I'm Seth, also known as the Wandering Aramean. I was bit by the travel bug 30 years ago and there's no sign of a cure. I fly ~200,000 miles annually; these are my stories. You can connect with me on Twitter, Facebook, LinkedIn and .

13 Comments

  1. On your last question, the Form 8-K with the termination agreement is due to be filed w/the SEC w/in 4 business days.

    1. what exactly is it about mileage plus that is superior to aadvantage? just curious, seeing how UA went revenue based long before AA. At least partner flights on AA count towards elite qualifying dollars. Only UA metal counts on UA.

        1. I’ll second that! Out of my airport, I sometimes see months at a time with very little availability to an American hub, while United, if not wide open, at least has quite a few options each month. It’s to the point where booking AAdvantage basically means a positioning flight or a five-hour drive for me.
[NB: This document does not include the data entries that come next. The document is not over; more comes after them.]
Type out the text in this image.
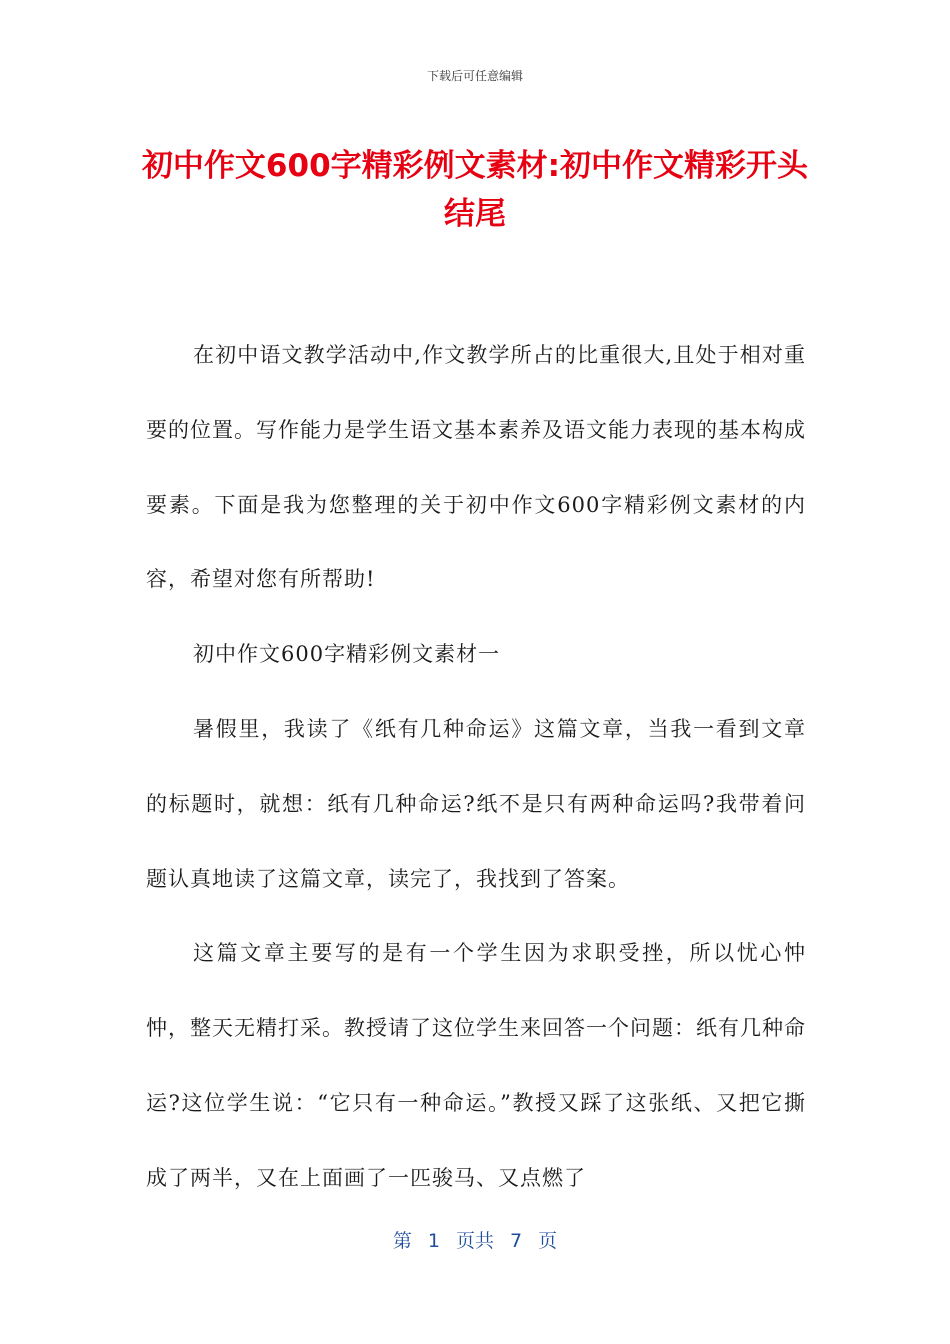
下载后可任意编辑
初中作文600字精彩例文素材:初中作文精彩开头结尾

在初中语文教学活动中,作文教学所占的比重很大,且处于相对重要的位置。写作能力是学生语文基本素养及语文能力表现的基本构成要素。下面是我为您整理的关于初中作文600字精彩例文素材的内容，希望对您有所帮助!

初中作文600字精彩例文素材一

暑假里，我读了《纸有几种命运》这篇文章，当我一看到文章的标题时，就想：纸有几种命运?纸不是只有两种命运吗?我带着问题认真地读了这篇文章，读完了，我找到了答案。

这篇文章主要写的是有一个学生因为求职受挫，所以忧心忡忡，整天无精打采。教授请了这位学生来回答一个问题：纸有几种命运?这位学生说：“它只有一种命运。”教授又踩了这张纸、又把它撕成了两半，又在上面画了一匹骏马、又点燃了

第 1 页共 7 页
          It may be dependent on what routes you want, but I find myself spending Mileage Plus miles as fast as I can accumulate them, while AAdvantage miles build up a balance that I tap into now and then.

  2. The AA mgmt team has no employment contracts and no noncompetes. Only a provision for settlement if there’s a change in control of the company

    1. I read the same thing – which seems bizarre to me, but I can’t say I know what’s “normal” in the pax airline industry these days.

  3. The main problem with UA’s FF program is that you probably have to fly UA.

    (Yeah, I know you can use partners, but that’s besides the points.)

  4. Non-competes are not enforceable if you terminate the employee, so it’s looking more like AA’s press release is accurate.

  5. Who needs a non-compete when United is just copying Delta, and American is just copying the two of them? That’s my attempt at tongue in cheek… but, it is a very interesting development.

  6. Sounds kind of like one of those baseball deals where one team trades away for little or nothing a player with a high salary who no longer fits in their plans, just to get him off the payroll.